The court concluded, however, that eight opt-in plaintiffs were precluded from invoking the single-filing rule and joining the action. Thus, the court denied plaintiff's motion to that extent. The eight opt-in plaintiffs precluded from joining the action now move the court for an extension of time to request reconsideration of the court's order (Doc. # 294). For the reasons set forth below, the motion of the opt-in plaintiffs is denied.
Discussion
The Federal Rules of Civil Procedure do not provide a mechanism pursuant to which a party may file a "motion to reconsider." United States v. Dryden, No. 93-20048-04, 96-3421-JWL, 1997 WL 458285, *1 (D.Kan. July 25, 1997) (citing United States v. Emmons, 107 F.3d 762, 764 (10th Cir.1997)); Hatfield v. Board of County Comm'rs, 52 F.3d 858, 861 (10th Cir.1995). Moreover, the opt-in plaintiffs have not specified the procedural basis for their contemplated motion to reconsider. Thus, the court will construe plaintiffs' motion as a motion for an extension of time to file a motion to alter or amend the judgment under Fed.R.Civ.P. 59(e) or, in the alternative, a motion seeking relief from a judgment under Fed.R.Civ.P. 60(b).
According to Rule 59(e), any motion to alter or amend a judgment must be filed within 10 days after entry of the judgment. Fed.R.Civ.P. 59(e). The court has no authority to extend this 10-day period. See Fed. R.Civ.P. 6(b). Thus, plaintiffs' notion for an extension of time to request reconsideration is denied to the extent the prospective motion to reconsider is contemplated under Rule 59(e).
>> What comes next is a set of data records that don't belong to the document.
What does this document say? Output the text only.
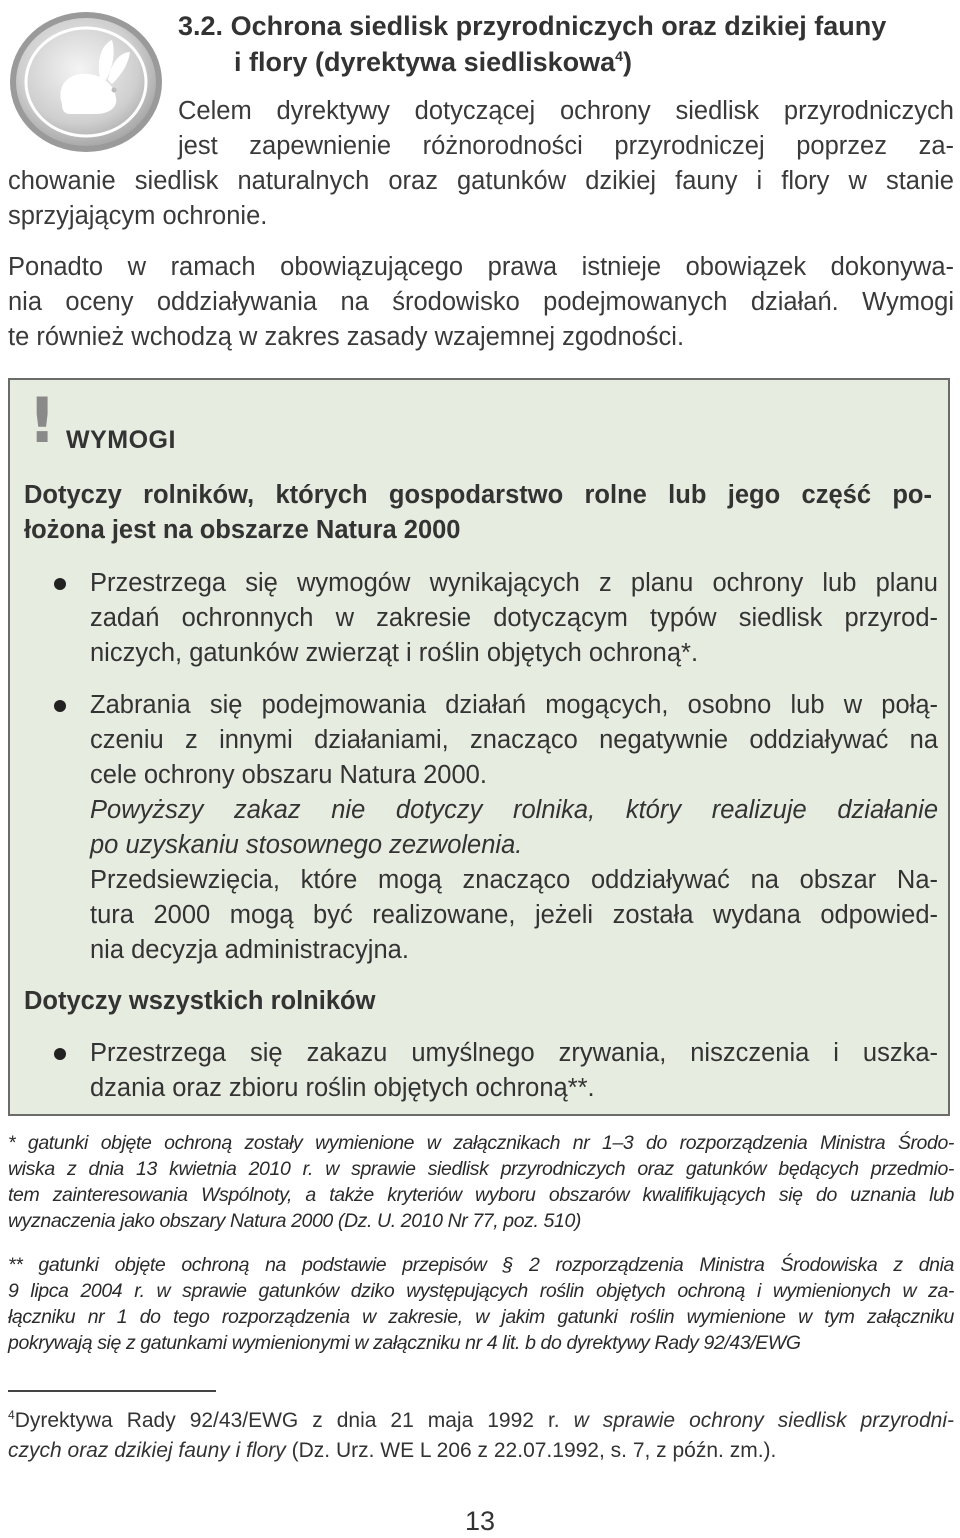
3.2. Ochrona siedlisk przyrodniczych oraz dzikiej fauny
i flory (dyrektywa siedliskowa$^4$)
Celem dyrektywy dotyczącej ochrony siedlisk przyrodniczych
jest zapewnienie różnorodności przyrodniczej poprzez za-
chowanie siedlisk naturalnych oraz gatunków dzikiej fauny i flory w stanie
sprzyjającym ochronie.
Ponadto w ramach obowiązującego prawa istnieje obowiązek dokonywa-
nia oceny oddziaływania na środowisko podejmowanych działań. Wymogi
te również wchodzą w zakres zasady wzajemnej zgodności.
! WYMOGI
Dotyczy rolników, których gospodarstwo rolne lub jego część po-
łożona jest na obszarze Natura 2000
Przestrzega się wymogów wynikających z planu ochrony lub planu
zadań ochronnych w zakresie dotyczącym typów siedlisk przyrod-
niczych, gatunków zwierząt i roślin objętych ochroną*.
Zabrania się podejmowania działań mogących, osobno lub w połą-
czeniu z innymi działaniami, znacząco negatywnie oddziaływać na
cele ochrony obszaru Natura 2000.
Powyższy zakaz nie dotyczy rolnika, który realizuje działanie
po uzyskaniu stosownego zezwolenia.
Przedsiewzięcia, które mogą znacząco oddziaływać na obszar Na-
tura 2000 mogą być realizowane, jeżeli została wydana odpowied-
nia decyzja administracyjna.
Dotyczy wszystkich rolników
Przestrzega się zakazu umyślnego zrywania, niszczenia i uszka-
dzania oraz zbioru roślin objętych ochroną**.
* gatunki objęte ochroną zostały wymienione w załącznikach nr 1–3 do rozporządzenia Ministra Środo-
wiska z dnia 13 kwietnia 2010 r. w sprawie siedlisk przyrodniczych oraz gatunków będących przedmio-
tem zainteresowania Wspólnoty, a także kryteriów wyboru obszarów kwalifikujących się do uznania lub
wyznaczenia jako obszary Natura 2000 (Dz. U. 2010 Nr 77, poz. 510)
** gatunki objęte ochroną na podstawie przepisów § 2 rozporządzenia Ministra Środowiska z dnia
9 lipca 2004 r. w sprawie gatunków dziko występujących roślin objętych ochroną i wymienionych w za-
łączniku nr 1 do tego rozporządzenia w zakresie, w jakim gatunki roślin wymienione w tym załączniku
pokrywają się z gatunkami wymienionymi w załączniku nr 4 lit. b do dyrektywy Rady 92/43/EWG
$^4$Dyrektywa Rady 92/43/EWG z dnia 21 maja 1992 r. w sprawie ochrony siedlisk przyrodni-
czych oraz dzikiej fauny i flory (Dz. Urz. WE L 206 z 22.07.1992, s. 7, z późn. zm.).
13
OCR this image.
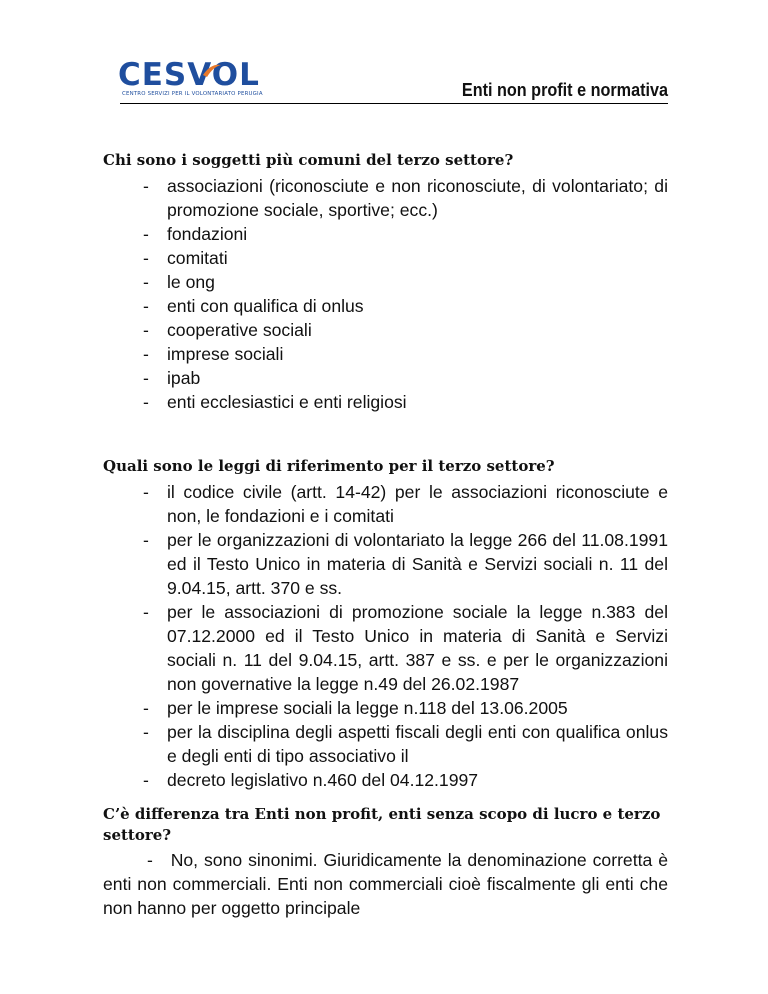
CESVOL
CENTRO SERVIZI PER IL VOLONTARIATO PERUGIA	Enti non profit e normativa

Chi sono i soggetti più comuni del terzo settore?

- associazioni (riconosciute e non riconosciute, di volontariato; di promozione sociale, sportive; ecc.)
- fondazioni
- comitati
- le ong
- enti con qualifica di onlus
- cooperative sociali
- imprese sociali
- ipab
- enti ecclesiastici e enti religiosi

Quali sono le leggi di riferimento per il terzo settore?

- il codice civile (artt. 14-42) per le associazioni riconosciute e non, le fondazioni e i comitati
- per le organizzazioni di volontariato la legge 266 del 11.08.1991 ed il Testo Unico in materia di Sanità e Servizi sociali n. 11 del 9.04.15, artt. 370 e ss.
- per le associazioni di promozione sociale la legge n.383 del 07.12.2000 ed il Testo Unico in materia di Sanità e Servizi sociali n. 11 del 9.04.15, artt. 387 e ss. e per le organizzazioni non governative la legge n.49 del 26.02.1987
- per le imprese sociali la legge n.118 del 13.06.2005
- per la disciplina degli aspetti fiscali degli enti con qualifica onlus e degli enti di tipo associativo il
- decreto legislativo n.460 del 04.12.1997

C’è differenza tra Enti non profit, enti senza scopo di lucro e terzo settore?

- No, sono sinonimi. Giuridicamente la denominazione corretta è enti non commerciali. Enti non commerciali cioè fiscalmente gli enti che non hanno per oggetto principale
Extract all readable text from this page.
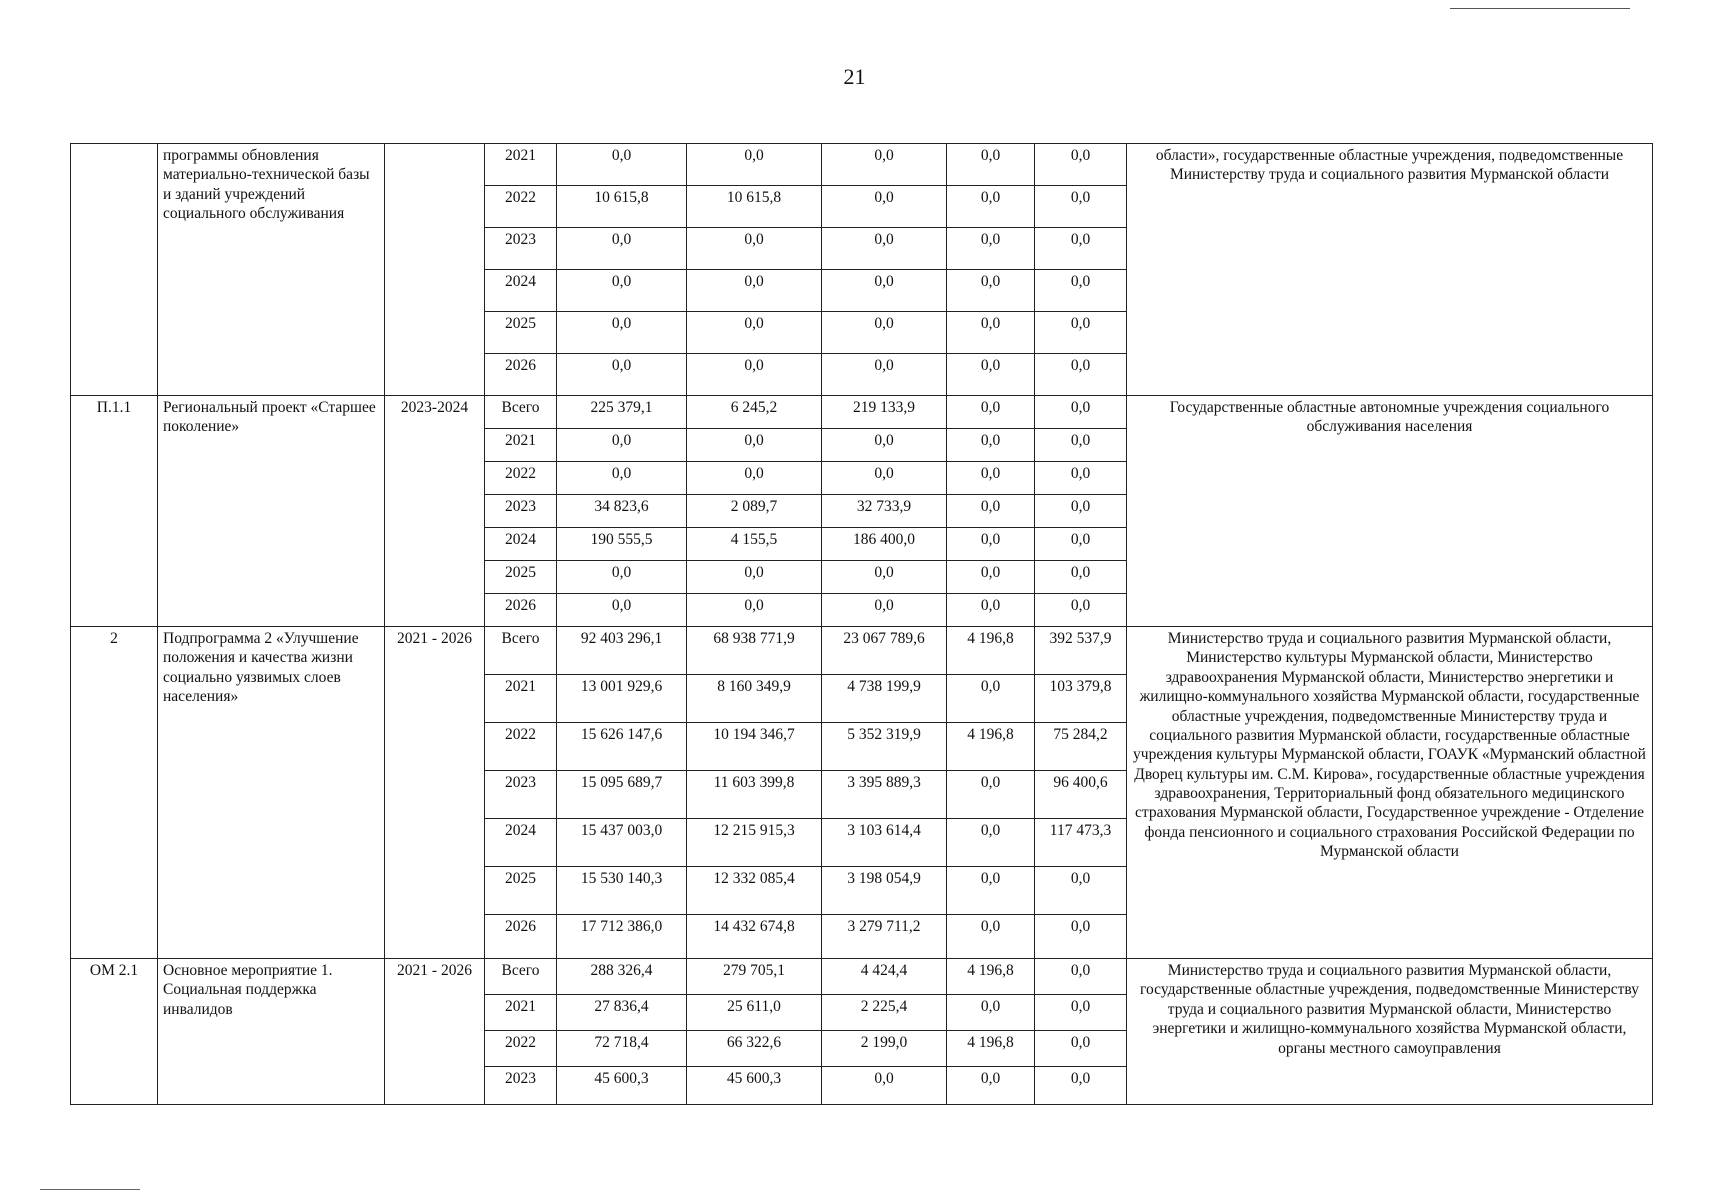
21
	программы обновления материально-технической базы и зданий учреждений социального обслуживания		2021	0,0	0,0	0,0	0,0	0,0	области», государственные областные учреждения, подведомственные Министерству труда и социального развития Мурманской области
			2022	10 615,8	10 615,8	0,0	0,0	0,0	
			2023	0,0	0,0	0,0	0,0	0,0	
			2024	0,0	0,0	0,0	0,0	0,0	
			2025	0,0	0,0	0,0	0,0	0,0	
			2026	0,0	0,0	0,0	0,0	0,0	
П.1.1	Региональный проект «Старшее поколение»	2023-2024	Всего	225 379,1	6 245,2	219 133,9	0,0	0,0	Государственные областные автономные учреждения социального обслуживания населения
			2021	0,0	0,0	0,0	0,0	0,0	
			2022	0,0	0,0	0,0	0,0	0,0	
			2023	34 823,6	2 089,7	32 733,9	0,0	0,0	
			2024	190 555,5	4 155,5	186 400,0	0,0	0,0	
			2025	0,0	0,0	0,0	0,0	0,0	
			2026	0,0	0,0	0,0	0,0	0,0	
2	Подпрограмма 2 «Улучшение положения и качества жизни социально уязвимых слоев населения»	2021 - 2026	Всего	92 403 296,1	68 938 771,9	23 067 789,6	4 196,8	392 537,9	Министерство труда и социального развития Мурманской области, Министерство культуры Мурманской области, Министерство здравоохранения Мурманской области, Министерство энергетики и жилищно-коммунального хозяйства Мурманской области, государственные областные учреждения, подведомственные Министерству труда и социального развития Мурманской области, государственные областные учреждения культуры Мурманской области, ГОАУК «Мурманский областной Дворец культуры им. С.М. Кирова», государственные областные учреждения здравоохранения, Территориальный фонд обязательного медицинского страхования Мурманской области, Государственное учреждение - Отделение фонда пенсионного и социального страхования Российской Федерации по Мурманской области
			2021	13 001 929,6	8 160 349,9	4 738 199,9	0,0	103 379,8	
			2022	15 626 147,6	10 194 346,7	5 352 319,9	4 196,8	75 284,2	
			2023	15 095 689,7	11 603 399,8	3 395 889,3	0,0	96 400,6	
			2024	15 437 003,0	12 215 915,3	3 103 614,4	0,0	117 473,3	
			2025	15 530 140,3	12 332 085,4	3 198 054,9	0,0	0,0	
			2026	17 712 386,0	14 432 674,8	3 279 711,2	0,0	0,0	
ОМ 2.1	Основное мероприятие 1. Социальная поддержка инвалидов	2021 - 2026	Всего	288 326,4	279 705,1	4 424,4	4 196,8	0,0	Министерство труда и социального развития Мурманской области, государственные областные учреждения, подведомственные Министерству труда и социального развития Мурманской области, Министерство энергетики и жилищно-коммунального хозяйства Мурманской области, органы местного самоуправления
			2021	27 836,4	25 611,0	2 225,4	0,0	0,0	
			2022	72 718,4	66 322,6	2 199,0	4 196,8	0,0	
			2023	45 600,3	45 600,3	0,0	0,0	0,0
A motion for relief from judgment or order pursuant to Rule 60(b), however, may be filed "within a reasonable time" but, under certain circumstances, not more than one year after the judgment or order was entered. Fed.R.Civ.P. 60(b). Thus, the opt-in plaintiffs need not move the court for an extension of time within which to file a motion under Rule 60(b). Accordingly, plaintiffs' motion for an extension of time is denied as moot to the extent plaintiffs' prospective motion to reconsider is contemplated under Rule 60(b).
FootNotes
29 U.S.C. § 626(d).
The court is not willing to delay resolution of this issue and cause all parties to incur additional expense. Mr. Thiessen has had several months of discovery to determine whether any additional arguments exist with respect to the equitable estoppel issue. Despite such discovery, counsel for Mr. Thiessen has failed to provide the court with any facts to suggest any potentially meritorious claims exist. Thus, the court deems the issue ripe for consideration on the record before it.